The rise of merchants of menace: What will the internet of the future look like?
They’re calling it AI contamination. As content created by large language models (LLMs) seeps across domains like an oil spill, it will likely have two outcomes.
In the first, it will become more difficult to tell truth from fabrication, and this will hasten the enshittification or drop in quality of the information provided by the internet.
The second outcome will be a clearing of the skies, somewhat, as walled gardens of protected content form, open to users in premium, freemium and other subscription models.
News-website paywalls and YouTube Premium are early examples. But across vast swathes of the internet, the contamination is in free flow.
“Welcome to the world’s first fully AI-generated website!” reads the disclaimer on the landing page of The Enlightened Mindset.
The website offers no ownership details or contact information but lists hundreds of articles, by “contributors” with names such as Happy Sharer and Crazy Lee. Titles include “Is Hagrid Played By a Robot? An Exploration of the Possibility”, “How to Be More Ladylike: Speak Softly, Dress Modestly, Carry Yourself with Grace” and “How to Be Dangerous: Learn Self-Defense, Carry a Concealed Weapon, and Build a Network”.

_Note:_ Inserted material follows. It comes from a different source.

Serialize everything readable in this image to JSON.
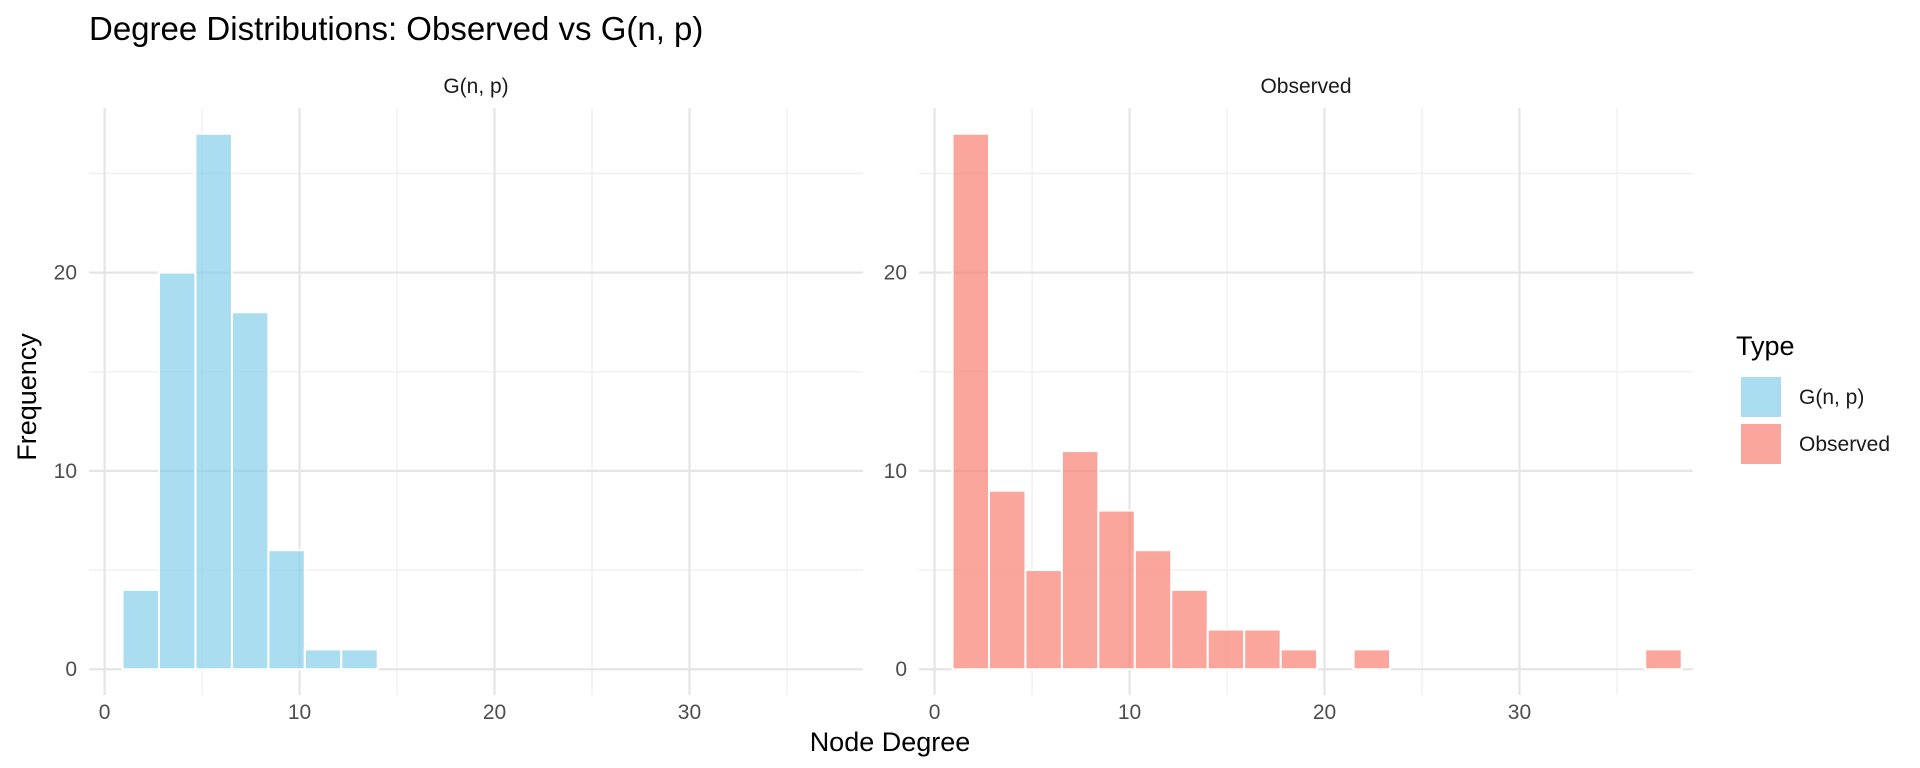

The stories contain made-up quotes attributed to real people. The Hagrid story contains one from “a Dr Reuben Binns, professor of Artificial Intelligence at the University of Cambridge” on the drawbacks of casting a robot as Hagrid. In the real world, Binns is an associate professor of human-centered computing at the University of Oxford.
The number of platforms using such approaches is growing, and most offer no disclaimer.